Aug. 12 (Bloomberg) -- Martin Currie Investment Management Ltd., an Edinburgh-based fund manager, posted a loss last year for the first time since it was founded in 1881 after clients withdrew money amid misconduct at a China fund.
The fund manager had a loss of 9.3 million pounds ($14 million) before tax, interest and other items compared with a profit of 7.7 million pounds in 2011, Martin Currie said in an e-mailed response to questions today. Revenue fell to 33.8 million pounds from 65.5 million pounds in 2011.
Martin Currie was fined about $14 million in 2011 by finance regulators in the U.S. and the U.K. for manipulating a client to aid a hedge fund it managed. The firm advised The China Fund Inc. to invest in its struggling hedge fund with a “largely illiquid exposure” to a Chinese company, according to the Securities and Exchange Commission.
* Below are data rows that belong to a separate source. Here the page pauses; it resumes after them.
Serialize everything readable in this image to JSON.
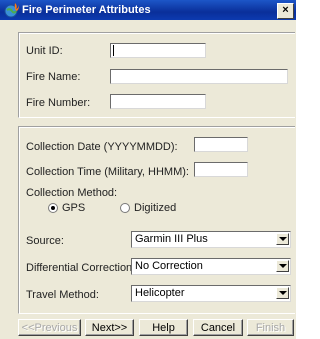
{
  "window": {
    "title": "Fire Perimeter Attributes",
    "close_glyph": "×"
  },
  "fields": {
    "unit_id": {
      "label": "Unit ID:",
      "value": ""
    },
    "fire_name": {
      "label": "Fire Name:",
      "value": ""
    },
    "fire_number": {
      "label": "Fire Number:",
      "value": ""
    },
    "collection_date": {
      "label": "Collection Date (YYYYMMDD):",
      "value": ""
    },
    "collection_time": {
      "label": "Collection Time (Military, HHMM):",
      "value": ""
    }
  },
  "collection_method": {
    "label": "Collection Method:",
    "options": [
      {
        "label": "GPS",
        "selected": true
      },
      {
        "label": "Digitized",
        "selected": false
      }
    ]
  },
  "dropdowns": {
    "source": {
      "label": "Source:",
      "value": "Garmin III Plus"
    },
    "differential_correction": {
      "label": "Differential Correction:",
      "value": "No Correction"
    },
    "travel_method": {
      "label": "Travel Method:",
      "value": "Helicopter"
    }
  },
  "buttons": {
    "previous": {
      "label": "<<Previous",
      "enabled": false
    },
    "next": {
      "label": "Next>>",
      "enabled": true
    },
    "help": {
      "label": "Help",
      "enabled": true
    },
    "cancel": {
      "label": "Cancel",
      "enabled": true
    },
    "finish": {
      "label": "Finish",
      "enabled": false
    }
  },
  "colors": {
    "title_bar": "#0a2f9a",
    "dialog_face": "#ece9d8",
    "disabled_text": "#a8a8a8"
  },
  "icons": {
    "title": "fire-globe-icon",
    "dropdown": "chevron-down-icon"
  }
}
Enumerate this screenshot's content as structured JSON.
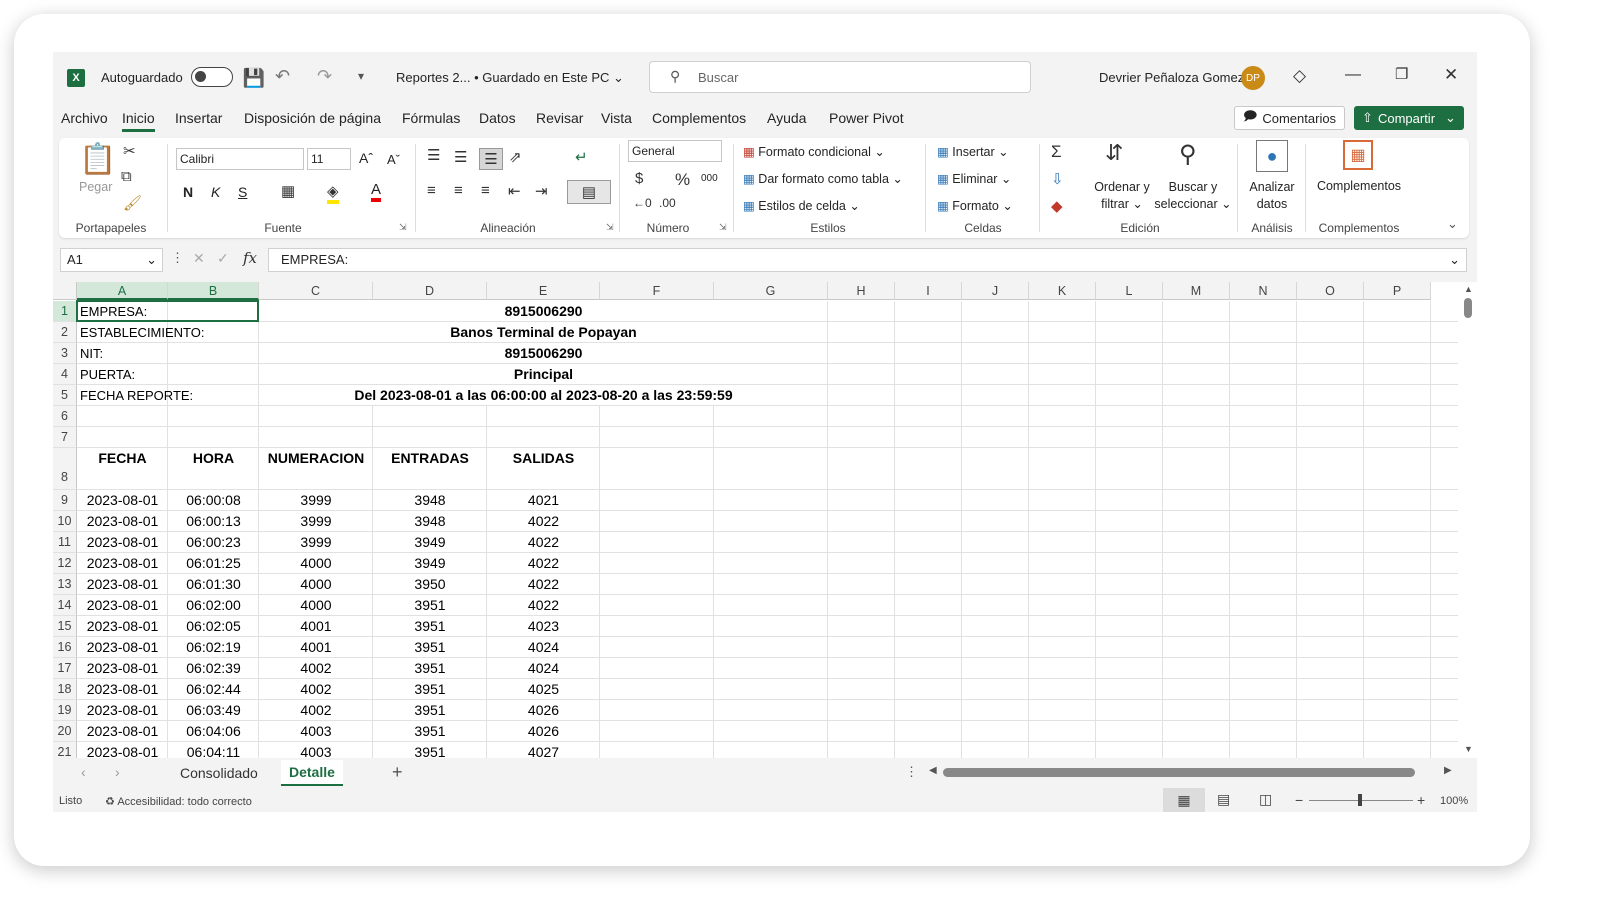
{
  "titlebar": {
    "autosave_label": "Autoguardado",
    "doc_title": "Reportes 2...",
    "save_status": "• Guardado en Este PC",
    "search_placeholder": "Buscar",
    "user_name": "Devrier Peñaloza Gomez",
    "user_initials": "DP"
  },
  "menu": {
    "items": [
      "Archivo",
      "Inicio",
      "Insertar",
      "Disposición de página",
      "Fórmulas",
      "Datos",
      "Revisar",
      "Vista",
      "Complementos",
      "Ayuda",
      "Power Pivot"
    ],
    "active": "Inicio",
    "comments_label": "Comentarios",
    "share_label": "Compartir"
  },
  "ribbon": {
    "clipboard": {
      "paste_label": "Pegar",
      "group_label": "Portapapeles"
    },
    "font": {
      "font_name": "Calibri",
      "font_size": "11",
      "bold": "N",
      "italic": "K",
      "underline": "S",
      "group_label": "Fuente"
    },
    "alignment": {
      "group_label": "Alineación"
    },
    "number": {
      "format": "General",
      "group_label": "Número"
    },
    "styles": {
      "conditional": "Formato condicional",
      "as_table": "Dar formato como tabla",
      "cell_styles": "Estilos de celda",
      "group_label": "Estilos"
    },
    "cells": {
      "insert": "Insertar",
      "delete": "Eliminar",
      "format": "Formato",
      "group_label": "Celdas"
    },
    "editing": {
      "sort_line1": "Ordenar y",
      "sort_line2": "filtrar",
      "find_line1": "Buscar y",
      "find_line2": "seleccionar",
      "group_label": "Edición"
    },
    "analysis": {
      "line1": "Analizar",
      "line2": "datos",
      "group_label": "Análisis"
    },
    "addins": {
      "label": "Complementos",
      "group_label": "Complementos"
    }
  },
  "formula_bar": {
    "name_box": "A1",
    "content": "EMPRESA:"
  },
  "columns": [
    "A",
    "B",
    "C",
    "D",
    "E",
    "F",
    "G",
    "H",
    "I",
    "J",
    "K",
    "L",
    "M",
    "N",
    "O",
    "P"
  ],
  "rows": [
    "1",
    "2",
    "3",
    "4",
    "5",
    "6",
    "7",
    "8",
    "9",
    "10",
    "11",
    "12",
    "13",
    "14",
    "15",
    "16",
    "17",
    "18",
    "19",
    "20",
    "21"
  ],
  "header_info": {
    "empresa_label": "EMPRESA:",
    "empresa_value": "8915006290",
    "establecimiento_label": "ESTABLECIMIENTO:",
    "establecimiento_value": "Banos Terminal de Popayan",
    "nit_label": "NIT:",
    "nit_value": "8915006290",
    "puerta_label": "PUERTA:",
    "puerta_value": "Principal",
    "fecha_label": "FECHA REPORTE:",
    "fecha_value": "Del 2023-08-01 a las 06:00:00 al 2023-08-20 a las 23:59:59"
  },
  "table_headers": [
    "FECHA",
    "HORA",
    "NUMERACION",
    "ENTRADAS",
    "SALIDAS"
  ],
  "table_rows": [
    [
      "2023-08-01",
      "06:00:08",
      "3999",
      "3948",
      "4021"
    ],
    [
      "2023-08-01",
      "06:00:13",
      "3999",
      "3948",
      "4022"
    ],
    [
      "2023-08-01",
      "06:00:23",
      "3999",
      "3949",
      "4022"
    ],
    [
      "2023-08-01",
      "06:01:25",
      "4000",
      "3949",
      "4022"
    ],
    [
      "2023-08-01",
      "06:01:30",
      "4000",
      "3950",
      "4022"
    ],
    [
      "2023-08-01",
      "06:02:00",
      "4000",
      "3951",
      "4022"
    ],
    [
      "2023-08-01",
      "06:02:05",
      "4001",
      "3951",
      "4023"
    ],
    [
      "2023-08-01",
      "06:02:19",
      "4001",
      "3951",
      "4024"
    ],
    [
      "2023-08-01",
      "06:02:39",
      "4002",
      "3951",
      "4024"
    ],
    [
      "2023-08-01",
      "06:02:44",
      "4002",
      "3951",
      "4025"
    ],
    [
      "2023-08-01",
      "06:03:49",
      "4002",
      "3951",
      "4026"
    ],
    [
      "2023-08-01",
      "06:04:06",
      "4003",
      "3951",
      "4026"
    ],
    [
      "2023-08-01",
      "06:04:11",
      "4003",
      "3951",
      "4027"
    ]
  ],
  "sheets": {
    "tab1": "Consolidado",
    "tab2": "Detalle",
    "active": "Detalle"
  },
  "statusbar": {
    "ready": "Listo",
    "accessibility": "Accesibilidad: todo correcto",
    "zoom": "100%"
  },
  "colors": {
    "accent": "#1d6f42",
    "selection_header": "#d3e8d9"
  }
}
The scandal resulted in the departure of Chris Ruffle, a fund manager that U.K. regulators said invested about 15 million pounds on behalf of one client in an unlisted convertible bond.
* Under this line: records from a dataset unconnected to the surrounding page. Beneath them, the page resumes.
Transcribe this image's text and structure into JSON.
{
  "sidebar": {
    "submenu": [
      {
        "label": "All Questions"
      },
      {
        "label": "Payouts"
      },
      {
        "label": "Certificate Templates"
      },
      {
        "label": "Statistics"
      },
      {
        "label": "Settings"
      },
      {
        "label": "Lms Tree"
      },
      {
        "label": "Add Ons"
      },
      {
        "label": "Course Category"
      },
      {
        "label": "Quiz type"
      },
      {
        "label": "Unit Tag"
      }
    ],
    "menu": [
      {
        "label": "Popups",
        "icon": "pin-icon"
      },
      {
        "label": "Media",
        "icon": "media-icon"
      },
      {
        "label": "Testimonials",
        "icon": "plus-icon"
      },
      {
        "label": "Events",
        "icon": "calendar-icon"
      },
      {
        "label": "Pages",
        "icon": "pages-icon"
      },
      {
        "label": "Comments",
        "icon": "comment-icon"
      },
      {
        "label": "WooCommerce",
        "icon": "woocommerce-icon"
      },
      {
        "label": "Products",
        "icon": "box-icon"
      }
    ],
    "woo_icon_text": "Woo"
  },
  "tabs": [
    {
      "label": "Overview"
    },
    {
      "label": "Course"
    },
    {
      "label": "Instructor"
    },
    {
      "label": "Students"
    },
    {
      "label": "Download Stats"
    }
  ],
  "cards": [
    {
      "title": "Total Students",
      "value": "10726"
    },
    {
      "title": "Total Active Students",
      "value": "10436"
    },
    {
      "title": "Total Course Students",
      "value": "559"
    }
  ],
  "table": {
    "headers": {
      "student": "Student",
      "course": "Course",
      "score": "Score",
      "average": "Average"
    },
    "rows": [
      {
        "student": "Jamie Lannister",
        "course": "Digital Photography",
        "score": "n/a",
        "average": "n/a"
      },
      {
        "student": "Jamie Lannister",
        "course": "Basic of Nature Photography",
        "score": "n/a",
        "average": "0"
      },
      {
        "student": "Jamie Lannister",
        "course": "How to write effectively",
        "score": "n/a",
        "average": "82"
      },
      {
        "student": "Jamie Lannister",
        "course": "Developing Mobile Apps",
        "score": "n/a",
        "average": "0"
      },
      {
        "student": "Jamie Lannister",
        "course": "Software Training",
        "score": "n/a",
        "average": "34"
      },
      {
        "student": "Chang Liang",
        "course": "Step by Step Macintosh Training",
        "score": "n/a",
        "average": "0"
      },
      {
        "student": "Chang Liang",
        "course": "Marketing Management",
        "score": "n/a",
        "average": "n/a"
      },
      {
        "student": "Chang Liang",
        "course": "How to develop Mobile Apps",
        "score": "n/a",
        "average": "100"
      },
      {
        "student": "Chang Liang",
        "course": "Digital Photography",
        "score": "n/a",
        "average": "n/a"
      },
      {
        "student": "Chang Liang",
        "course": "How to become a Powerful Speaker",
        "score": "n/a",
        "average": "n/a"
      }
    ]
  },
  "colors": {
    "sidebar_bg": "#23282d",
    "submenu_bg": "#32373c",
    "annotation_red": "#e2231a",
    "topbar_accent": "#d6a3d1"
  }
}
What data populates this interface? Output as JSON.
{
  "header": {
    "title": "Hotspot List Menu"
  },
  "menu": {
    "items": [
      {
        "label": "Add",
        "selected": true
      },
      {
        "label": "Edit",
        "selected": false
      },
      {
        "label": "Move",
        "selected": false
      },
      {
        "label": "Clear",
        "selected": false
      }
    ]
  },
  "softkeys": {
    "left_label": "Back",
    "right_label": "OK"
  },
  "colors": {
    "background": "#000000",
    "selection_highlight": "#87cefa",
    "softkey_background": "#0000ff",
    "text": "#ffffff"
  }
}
The firm’s assets under management have dropped to 5.5 billion pounds at the end of July from 10.1 billion pounds in mid-2011. The company suffered “shrinkage” in its Chinese business as a result, which added to “legacy issues of investment performance” in 2008 and 2009, Chief Executive Officer Willie Watt said in the e-mail, without elaborating.
“While we continued to manage costs carefully in 2012, it would have been possible to reduce the loss -- and indeed be profitable -- had we taken more aggressive action to control costs,” Watt said. “However, this would have compromised both our ability to deliver for our clients and our long-term strategy.”
Martin Currie has returned to profitability in the first half of this year, and sales are up 50 percent from a year earlier, according to the CEO.